Nel romanzo convivono, appaiate secondo una struttura a capitoli alternati e poi, infine, intrecciate, le vicende, entrambe ambientate in Lussemburgo, di Léon Guèmar e di Aloÿse Kirschenbaum.
Nel 1925 Léon Guèmar è solo un bambino. Quando il padre parla preoccupato dell’ascesa del Nazismo, lui neppure lo ascolta. Nel 1940, però, la Germania incorpora il territorio lussemburghese e tutto cambia. Le truppe naziste sono ovunque. Riuscito miracolosamente a sopravvivere, si dedicherà alla sua vecchia passione per il giardinaggio. Le sofferenze subite lo condurranno, tuttavia, su un cammino che percorrerà con la sola compagnia dei mostri del passato. E li affronterà nell’unica maniera ritenuta possibile.

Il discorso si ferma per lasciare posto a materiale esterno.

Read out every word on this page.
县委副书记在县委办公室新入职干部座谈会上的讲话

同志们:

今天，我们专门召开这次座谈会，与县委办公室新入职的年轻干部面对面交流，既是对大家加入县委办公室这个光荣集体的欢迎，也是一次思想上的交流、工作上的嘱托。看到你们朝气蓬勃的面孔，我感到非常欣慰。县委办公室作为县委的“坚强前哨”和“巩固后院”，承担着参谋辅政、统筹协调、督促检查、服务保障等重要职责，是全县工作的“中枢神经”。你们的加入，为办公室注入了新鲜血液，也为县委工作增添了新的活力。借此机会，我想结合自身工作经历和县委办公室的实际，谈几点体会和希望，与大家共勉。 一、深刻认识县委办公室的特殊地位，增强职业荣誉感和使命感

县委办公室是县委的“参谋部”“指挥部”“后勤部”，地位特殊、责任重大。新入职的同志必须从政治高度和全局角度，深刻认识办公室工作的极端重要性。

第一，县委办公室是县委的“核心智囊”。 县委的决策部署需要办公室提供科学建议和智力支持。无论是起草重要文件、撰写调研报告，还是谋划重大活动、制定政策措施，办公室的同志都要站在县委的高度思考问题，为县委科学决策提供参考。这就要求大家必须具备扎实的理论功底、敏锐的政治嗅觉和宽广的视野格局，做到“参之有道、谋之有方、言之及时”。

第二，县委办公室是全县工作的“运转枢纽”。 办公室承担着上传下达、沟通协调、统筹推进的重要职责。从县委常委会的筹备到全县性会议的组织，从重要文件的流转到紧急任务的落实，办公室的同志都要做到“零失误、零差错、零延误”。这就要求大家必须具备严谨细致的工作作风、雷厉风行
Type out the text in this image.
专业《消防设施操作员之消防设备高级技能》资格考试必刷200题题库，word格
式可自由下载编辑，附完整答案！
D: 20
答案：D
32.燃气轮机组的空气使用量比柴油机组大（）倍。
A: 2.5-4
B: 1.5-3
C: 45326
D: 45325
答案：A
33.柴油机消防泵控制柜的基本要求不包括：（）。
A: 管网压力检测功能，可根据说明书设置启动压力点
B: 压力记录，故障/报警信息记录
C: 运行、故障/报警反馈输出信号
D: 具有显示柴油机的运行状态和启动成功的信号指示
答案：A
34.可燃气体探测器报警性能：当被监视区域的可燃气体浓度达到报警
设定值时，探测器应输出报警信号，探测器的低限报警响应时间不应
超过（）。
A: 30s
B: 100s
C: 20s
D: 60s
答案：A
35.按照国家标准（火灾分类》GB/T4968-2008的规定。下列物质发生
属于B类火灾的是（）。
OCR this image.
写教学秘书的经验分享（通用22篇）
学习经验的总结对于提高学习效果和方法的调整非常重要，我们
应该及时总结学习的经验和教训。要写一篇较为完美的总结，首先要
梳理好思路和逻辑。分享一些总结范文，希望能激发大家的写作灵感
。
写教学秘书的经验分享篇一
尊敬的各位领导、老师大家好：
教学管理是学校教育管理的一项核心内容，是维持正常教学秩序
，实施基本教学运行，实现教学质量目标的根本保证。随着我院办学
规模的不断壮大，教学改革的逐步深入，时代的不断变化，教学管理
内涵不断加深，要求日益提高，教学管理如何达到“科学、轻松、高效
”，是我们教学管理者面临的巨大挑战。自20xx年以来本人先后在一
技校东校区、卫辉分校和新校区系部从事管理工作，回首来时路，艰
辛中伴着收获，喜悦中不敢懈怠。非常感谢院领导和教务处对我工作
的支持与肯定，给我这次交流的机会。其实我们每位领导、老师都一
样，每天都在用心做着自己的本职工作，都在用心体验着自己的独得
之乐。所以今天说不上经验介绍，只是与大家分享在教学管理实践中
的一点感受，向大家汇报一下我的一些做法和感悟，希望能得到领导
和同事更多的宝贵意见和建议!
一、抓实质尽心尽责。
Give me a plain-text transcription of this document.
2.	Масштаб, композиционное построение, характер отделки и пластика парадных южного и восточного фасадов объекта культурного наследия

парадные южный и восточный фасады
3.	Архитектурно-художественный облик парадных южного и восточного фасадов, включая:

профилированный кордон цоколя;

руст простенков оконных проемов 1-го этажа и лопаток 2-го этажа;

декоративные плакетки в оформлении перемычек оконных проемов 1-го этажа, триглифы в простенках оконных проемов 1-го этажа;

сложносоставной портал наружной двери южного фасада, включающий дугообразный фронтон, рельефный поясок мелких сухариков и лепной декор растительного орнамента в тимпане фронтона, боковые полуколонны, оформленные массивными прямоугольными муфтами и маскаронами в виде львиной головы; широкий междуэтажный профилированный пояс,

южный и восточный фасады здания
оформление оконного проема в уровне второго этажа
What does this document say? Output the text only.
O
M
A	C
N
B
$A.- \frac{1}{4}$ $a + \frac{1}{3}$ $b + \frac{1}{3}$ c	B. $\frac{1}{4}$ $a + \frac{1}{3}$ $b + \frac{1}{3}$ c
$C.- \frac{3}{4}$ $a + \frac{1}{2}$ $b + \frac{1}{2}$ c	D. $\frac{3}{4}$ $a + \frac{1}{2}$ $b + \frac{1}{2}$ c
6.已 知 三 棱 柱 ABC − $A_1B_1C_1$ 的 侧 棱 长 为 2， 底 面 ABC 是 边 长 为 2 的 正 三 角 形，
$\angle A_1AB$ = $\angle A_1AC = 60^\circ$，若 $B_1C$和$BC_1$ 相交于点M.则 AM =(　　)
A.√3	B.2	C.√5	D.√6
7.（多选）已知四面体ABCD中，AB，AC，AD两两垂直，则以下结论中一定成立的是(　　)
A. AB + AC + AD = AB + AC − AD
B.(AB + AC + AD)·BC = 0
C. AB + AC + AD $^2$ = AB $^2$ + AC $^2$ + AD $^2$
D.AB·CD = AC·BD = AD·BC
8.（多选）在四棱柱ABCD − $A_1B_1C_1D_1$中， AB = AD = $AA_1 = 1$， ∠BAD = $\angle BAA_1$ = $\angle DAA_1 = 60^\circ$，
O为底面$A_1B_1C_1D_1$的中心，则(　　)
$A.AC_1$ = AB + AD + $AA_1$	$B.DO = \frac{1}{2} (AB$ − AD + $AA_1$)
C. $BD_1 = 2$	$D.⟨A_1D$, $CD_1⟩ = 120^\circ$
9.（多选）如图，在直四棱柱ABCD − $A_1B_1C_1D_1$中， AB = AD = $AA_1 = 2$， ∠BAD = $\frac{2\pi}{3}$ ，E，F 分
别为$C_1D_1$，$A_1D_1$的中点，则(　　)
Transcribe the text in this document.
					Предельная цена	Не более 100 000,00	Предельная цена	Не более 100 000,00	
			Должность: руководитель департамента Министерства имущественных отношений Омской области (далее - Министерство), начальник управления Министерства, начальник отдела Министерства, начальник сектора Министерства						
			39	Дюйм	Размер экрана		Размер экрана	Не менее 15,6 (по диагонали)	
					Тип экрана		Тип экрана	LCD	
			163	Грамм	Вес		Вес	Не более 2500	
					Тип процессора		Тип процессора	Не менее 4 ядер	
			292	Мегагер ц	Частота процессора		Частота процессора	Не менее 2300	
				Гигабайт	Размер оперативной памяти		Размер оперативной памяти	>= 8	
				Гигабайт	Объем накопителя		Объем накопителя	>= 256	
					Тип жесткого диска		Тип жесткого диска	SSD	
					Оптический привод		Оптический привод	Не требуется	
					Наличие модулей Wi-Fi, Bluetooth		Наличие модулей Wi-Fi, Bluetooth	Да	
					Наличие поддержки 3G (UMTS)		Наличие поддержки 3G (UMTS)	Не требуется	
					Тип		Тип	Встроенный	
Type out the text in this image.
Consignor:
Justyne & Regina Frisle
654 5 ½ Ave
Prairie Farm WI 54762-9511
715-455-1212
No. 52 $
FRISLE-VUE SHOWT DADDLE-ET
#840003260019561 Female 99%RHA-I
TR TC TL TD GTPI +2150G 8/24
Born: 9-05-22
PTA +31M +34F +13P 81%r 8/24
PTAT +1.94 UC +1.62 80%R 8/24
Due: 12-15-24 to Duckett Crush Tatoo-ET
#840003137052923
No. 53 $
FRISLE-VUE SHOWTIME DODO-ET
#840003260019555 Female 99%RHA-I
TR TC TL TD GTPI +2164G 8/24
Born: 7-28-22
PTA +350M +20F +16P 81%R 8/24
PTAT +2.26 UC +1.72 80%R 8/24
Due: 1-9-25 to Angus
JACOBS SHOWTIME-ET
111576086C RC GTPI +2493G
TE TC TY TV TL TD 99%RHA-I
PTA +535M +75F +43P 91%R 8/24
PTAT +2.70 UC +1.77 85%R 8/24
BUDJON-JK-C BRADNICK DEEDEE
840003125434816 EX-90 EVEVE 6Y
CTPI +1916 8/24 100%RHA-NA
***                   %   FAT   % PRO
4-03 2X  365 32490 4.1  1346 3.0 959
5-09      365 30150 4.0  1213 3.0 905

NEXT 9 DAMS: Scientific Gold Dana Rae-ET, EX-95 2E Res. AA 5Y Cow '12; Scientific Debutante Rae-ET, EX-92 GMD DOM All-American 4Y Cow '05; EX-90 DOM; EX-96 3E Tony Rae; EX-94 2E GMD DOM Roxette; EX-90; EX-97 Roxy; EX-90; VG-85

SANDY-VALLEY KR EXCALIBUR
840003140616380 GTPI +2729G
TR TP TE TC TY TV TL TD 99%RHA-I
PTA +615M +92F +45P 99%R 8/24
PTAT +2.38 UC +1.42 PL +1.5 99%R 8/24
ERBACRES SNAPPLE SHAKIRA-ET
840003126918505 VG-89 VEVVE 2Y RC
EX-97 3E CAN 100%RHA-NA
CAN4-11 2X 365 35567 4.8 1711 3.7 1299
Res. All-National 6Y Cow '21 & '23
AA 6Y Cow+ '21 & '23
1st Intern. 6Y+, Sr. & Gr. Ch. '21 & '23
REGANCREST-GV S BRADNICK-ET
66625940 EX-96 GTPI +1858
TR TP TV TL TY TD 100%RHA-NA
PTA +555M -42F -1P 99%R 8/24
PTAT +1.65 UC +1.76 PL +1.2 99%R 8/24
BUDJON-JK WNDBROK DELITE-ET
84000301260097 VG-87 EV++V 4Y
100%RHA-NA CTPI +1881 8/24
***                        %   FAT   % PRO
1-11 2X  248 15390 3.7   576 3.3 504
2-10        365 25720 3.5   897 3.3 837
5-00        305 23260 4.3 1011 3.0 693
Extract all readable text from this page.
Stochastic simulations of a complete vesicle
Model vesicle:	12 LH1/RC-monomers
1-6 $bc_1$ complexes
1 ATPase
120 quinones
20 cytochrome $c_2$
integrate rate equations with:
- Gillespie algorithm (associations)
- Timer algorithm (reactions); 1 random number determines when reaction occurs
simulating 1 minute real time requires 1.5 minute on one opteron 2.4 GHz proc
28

Aloÿse Kirschenbaum è invece un ispettore di polizia dalla vita solitaria, metodica e ordinata, ambientata agli inizi degli anni Novanta.
Uniche compagnie la paura di ammalarsi e, due venerdì al mese, una donna sposata di nome Bea. La sua vita professionale giunge improvvisamente a una svolta quando diventa il capo e unico membro della neonata sezione Suicidi. A varie riprese troverà tombe senza corpi. Che cosa c’è dietro quei fatti bizzarri?
È da qui che le vite di Léon e di Aloÿse s’intrecceranno, anche se i due sono destinati a non parlarsi mai, ma il cerchio si è ormai chiuso.